LearnWPF featured in 'most breakable captchas ever'

LearnWPF.com my WPF community site was recently featured in the “month of bugs in captures” on websecurity.com.ua. Essentially they’re picking existing CAPTCHA implementations and picking holes in them. They wouldn’t have had to pick too hard or far - LearnWPF’s CAPTCHA implementation is only marginally more difficult to break that Jeff Atwood or Leon Bambrick, who both use hard-coded words. For LearnWPF the CAPTCHA word is embedded in the HTML, and passed to the handler that creates the image via the URI (or at least it USED to work that way).

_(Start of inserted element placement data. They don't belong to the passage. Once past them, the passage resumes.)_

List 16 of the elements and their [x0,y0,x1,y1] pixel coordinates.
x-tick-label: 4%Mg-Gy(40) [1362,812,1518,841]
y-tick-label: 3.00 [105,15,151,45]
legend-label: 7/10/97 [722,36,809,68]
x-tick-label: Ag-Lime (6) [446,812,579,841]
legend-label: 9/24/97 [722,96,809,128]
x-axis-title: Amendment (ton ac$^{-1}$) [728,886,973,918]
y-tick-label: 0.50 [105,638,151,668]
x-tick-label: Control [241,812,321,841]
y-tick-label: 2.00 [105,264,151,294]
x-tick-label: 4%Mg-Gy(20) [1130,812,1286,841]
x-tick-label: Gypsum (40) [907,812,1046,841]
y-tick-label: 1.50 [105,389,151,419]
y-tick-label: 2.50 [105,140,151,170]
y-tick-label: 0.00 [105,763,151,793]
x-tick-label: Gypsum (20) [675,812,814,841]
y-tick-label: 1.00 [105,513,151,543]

This is an intentionally naive implementation - CAPTCHAs don’t have to be convoluted to be effective, and until the websecurity.com.au folks were kind enough to post a link about how bad it was on their site it had done a pretty good job keeping out spam. The CAPTCHA code was build into my friend Darren Neimke’s Single User Blog (which LearnWPF runs on) and I’d never bothered to change it….until tonight! I hope I’m not misrepresenting Darren here, but I see him as a great minimalist - he writes simple code that mostly works (which is why his CAPTCHA is so basic). Thus it was trivial to change the CAPTCHA to work in a different way that would NOT expose the “are you actually human” word or not. For good measure I changed the background colours of the generated image to fit in more with my site theme, and also randomized the font, for a total of about 15 minutes of dev effort (plus or minus a few hours of effort to deploy the updated app to the interwebs). There is one pretty large “environmental assumption” baked in to the implementation - that the browser accepts cookies (a free hint I’m giving out to those 133t security guys on how this crazy code might be implemented). I look forward to seeing how the websecurity folk break* it now (or alternatively I’ll be cursing my own hubris in the morning when I hear about how the site is totally b0rk3d from the update).

* most of the websecurity links to scripts that “break” other captchas don’t seem to work, but I try hard not to be too critical of the work of others.


Bruce Mcleod

This guy is out of line. Proper security etiquite is to notify you of the hole privatley and letting you close it before posting to the world.


13/11/2007 4:24:00 PM
Douglas Stockwell
Scary! These guys could probably get through the captcha on my blog too!
13/11/2007 4:26:00 PM
hey shush… i was hoping nobody noticed that ;-)
14/11/2007 4:54:00 AM
>This guy is out of line. Proper
>security etiquite … etc.

At first I thought – Yeh! This guy is out of line! But on reflection…

I think taking the time to notify the people in advance would cost a certain amount of effort – whereas the total damage done in this particular case is pretty small. So the guy has taken a risk, but only a small one.

And his method has been very effective.

I once privately notified a large and important site about their vulnerability to XSS and SQL-Injection – their response: so what? our data is not all that valuable. This included billing information for people such as myself.